El tronar de bombardas y de repiques
anuncia la iniciación de la procesión, algunos fieles emiten cantos graves
y otros acompasados rezos como las letanías
se oyen precisos, las ordenes monásticas desfilan en larga procesión mostrando la
variedad de sus institutos: Dominicos y Franciscanos, Agustinos y Mercedarios,
Betlemitas o Barbones y Jerónimos, Crucíferos y Hospitalarios, Trinitarios y Filipenses,
cerrando el concurso pasa la grave e ilustrada, opulenta y poderosa compañía de
Jesús.
Se acerca el episcopado brillantísimo,
los ancianos obispos cubren sus hábitos con las blancas albas de un encaje
primoroso, que fueron confeccionadas por las delicadas manos de las monjas
limeñas, cae sobre sus espaldas la capa pluvial bordada de oro y pedrería,
ciñendo sus sienes se levanta orgullosa la aurea mitra, cubierta de símbolos
cristianos, la música sagrada se esparce por doquier y llega por todos lados el
olor del sahumerio y el perfume de jazmines, aromas que forman la mixtura, se
arremolina la multitud ebria de gozo y de devoción que grita ¡gloria y prez a
la pura y limpia concepción de la madre de Dios!, cuando las andas de la santa
virgen aparece enmarcada en la gran puerta central del templo.
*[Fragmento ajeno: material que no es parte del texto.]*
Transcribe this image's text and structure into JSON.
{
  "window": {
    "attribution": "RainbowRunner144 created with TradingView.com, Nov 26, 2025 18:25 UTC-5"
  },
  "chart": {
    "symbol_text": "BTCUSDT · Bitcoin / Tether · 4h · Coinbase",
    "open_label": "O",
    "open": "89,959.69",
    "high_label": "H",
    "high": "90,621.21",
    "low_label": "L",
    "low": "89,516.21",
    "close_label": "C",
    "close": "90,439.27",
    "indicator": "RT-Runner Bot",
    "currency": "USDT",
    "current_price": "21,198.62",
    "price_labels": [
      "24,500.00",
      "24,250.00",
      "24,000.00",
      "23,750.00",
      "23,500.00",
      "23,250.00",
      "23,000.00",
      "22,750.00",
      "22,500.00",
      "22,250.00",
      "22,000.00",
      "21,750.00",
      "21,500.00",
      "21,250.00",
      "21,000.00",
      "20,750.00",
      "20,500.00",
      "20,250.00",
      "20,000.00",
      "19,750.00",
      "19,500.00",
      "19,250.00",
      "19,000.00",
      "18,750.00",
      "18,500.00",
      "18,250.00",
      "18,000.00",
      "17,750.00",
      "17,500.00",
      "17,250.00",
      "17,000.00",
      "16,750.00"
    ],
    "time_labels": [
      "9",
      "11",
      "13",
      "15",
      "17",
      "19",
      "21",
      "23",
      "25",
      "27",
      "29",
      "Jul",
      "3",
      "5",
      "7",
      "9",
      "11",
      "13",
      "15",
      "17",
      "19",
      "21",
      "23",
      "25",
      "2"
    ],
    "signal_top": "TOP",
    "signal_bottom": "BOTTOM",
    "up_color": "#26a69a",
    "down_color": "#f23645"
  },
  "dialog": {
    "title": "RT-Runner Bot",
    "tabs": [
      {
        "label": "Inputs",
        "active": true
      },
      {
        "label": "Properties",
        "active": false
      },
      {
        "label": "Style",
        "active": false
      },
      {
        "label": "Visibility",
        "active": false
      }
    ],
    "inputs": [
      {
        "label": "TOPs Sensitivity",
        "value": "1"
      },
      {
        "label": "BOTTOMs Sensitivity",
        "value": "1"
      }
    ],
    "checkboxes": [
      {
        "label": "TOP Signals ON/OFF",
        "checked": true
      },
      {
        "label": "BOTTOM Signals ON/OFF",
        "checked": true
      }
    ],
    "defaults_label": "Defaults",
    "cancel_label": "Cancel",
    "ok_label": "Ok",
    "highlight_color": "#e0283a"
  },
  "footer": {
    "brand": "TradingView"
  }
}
Una nube de incienso cubre como una
neblina el frontispicio del santuario, en cuyo atrio las esclavas negras
sostienen caprichosas figuras de sahumerio de bruñida plata, donde las manos
enjoyadas de las marquesas limeñas, arrojan el incienso con elegante
displicencia, los cabildantes de la santa iglesia cubiertos de blancas
dalmáticas, entonan letanías y al avanzar el cortejo fuera del santuario, abren
por encima de la divina imagen las hojas de lirios de briscado que mantenían
cerrado con un lazo de hojas, caen sobre la coronada cabeza de la madre de Dios
flores y papelillos de color, que contienen decimas que poetas cursis han
compuesto, quedan también libres las aprisionadas palomas blancas que
revolotean en contorno, batiendo sus alas como si fueran los aplausos que dieran
nacaradas manos de querubines:
Parece que decían ufanamente
Bienvenido seas, acompáñame
Con el regocijo de los ojos
Que va reconociendo en la morada
Una a una, las prendas más queridas
De nuestra propia estancia
Luego se va encendiendo y rutila
En mi interior como una beatitud
Todo el lar solariego
De esta mi tierra Peruana.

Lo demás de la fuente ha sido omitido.